Digital TV Converter Box Coupons Resume Shipping

This whole digital TV transition has turned into an abject disaster (to put it nicely), but for those of you still holding out for a government voucher before buying a converter box, there's good news to share. After the National Telecommunications and Information Administration ran out of its $1.34 billion late last year and began putting coupon requestors on a waiting list early in 2009, panic began to set in. Procrastinators were (naturally) putting their requests in at the last possible moment, which arguably led to the decision to postpone the mandatory DTV switch from Febuary 17th to June 12th.

Of course, some stations have already killed their analog signals while broadcasting solely in digital, but many stations agreed to hold back in order to look after the interests of the 2.3 million currently waiting for one or two $40 coupons. Today, the agency has confirmed that an additional $650 million in program funding has allowed it to resume shipments of vouchers, which provide American citizens with $40 off the purchase of a digital TV converter box. These boxes typically cost $50 and up depending on features, and they enable older TVs with analog (NTSC) tuners to successfully pull in digital (ATSC) broadcasts. After June 12th -- barring any additional setbacks -- all over-the-air stations in the USA will be forced to send out digital signals alone, thus making the boxes necessary for older sets that lack an ATSC or NTSC / ATSC hybrid tuner.
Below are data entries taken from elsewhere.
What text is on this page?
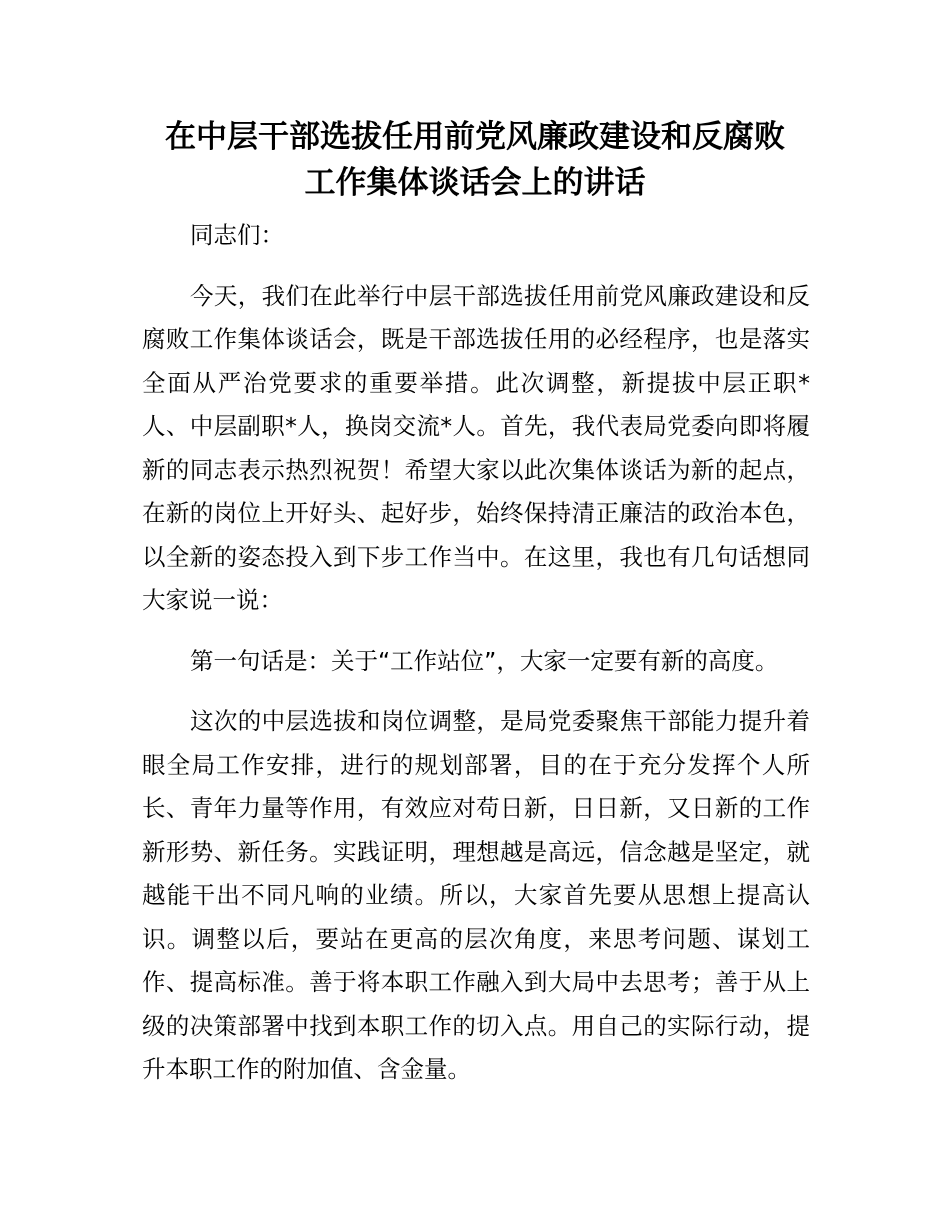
在中层干部选拔任用前党风廉政建设和反腐败
工作集体谈话会上的讲话

同志们：

今天，我们在此举行中层干部选拔任用前党风廉政建设和反腐败工作集体谈话会，既是干部选拔任用的必经程序，也是落实全面从严治党要求的重要举措。此次调整，新提拔中层正职*人、中层副职*人，换岗交流*人。首先，我代表局党委向即将履新的同志表示热烈祝贺！希望大家以此次集体谈话为新的起点，在新的岗位上开好头、起好步，始终保持清正廉洁的政治本色，以全新的姿态投入到下步工作当中。在这里，我也有几句话想同大家说一说：

第一句话是：关于“工作站位”，大家一定要有新的高度。

这次的中层选拔和岗位调整，是局党委聚焦干部能力提升着眼全局工作安排，进行的规划部署，目的在于充分发挥个人所长、青年力量等作用，有效应对苟日新，日日新，又日新的工作新形势、新任务。实践证明，理想越是高远，信念越是坚定，就越能干出不同凡响的业绩。所以，大家首先要从思想上提高认识。调整以后，要站在更高的层次角度，来思考问题、谋划工作、提高标准。善于将本职工作融入到大局中去思考；善于从上级的决策部署中找到本职工作的切入点。用自己的实际行动，提升本职工作的附加值、含金量。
Reports suggest that the back log should be cleared within 2.5 or so weeks, but it's tough to estimate how many individuals that have yet to ask for a coupon will do so now that they've been reminded yet again of something they should've done months ago. Curiously, the NTIA is also allowing citizens who previously requested a voucher, but let it expire, ask for another. Instead of just marking the expiration date as null and void and saving the headache, paper and postage. Brilliant. Also, the newly mailed coupons are being sent out in "first class" envelopes compared to "Standard Mail" as with before, so they should arrive a bit sooner. Of course, whether people actually go out and apply them towards a purchase any sooner remains to be seen.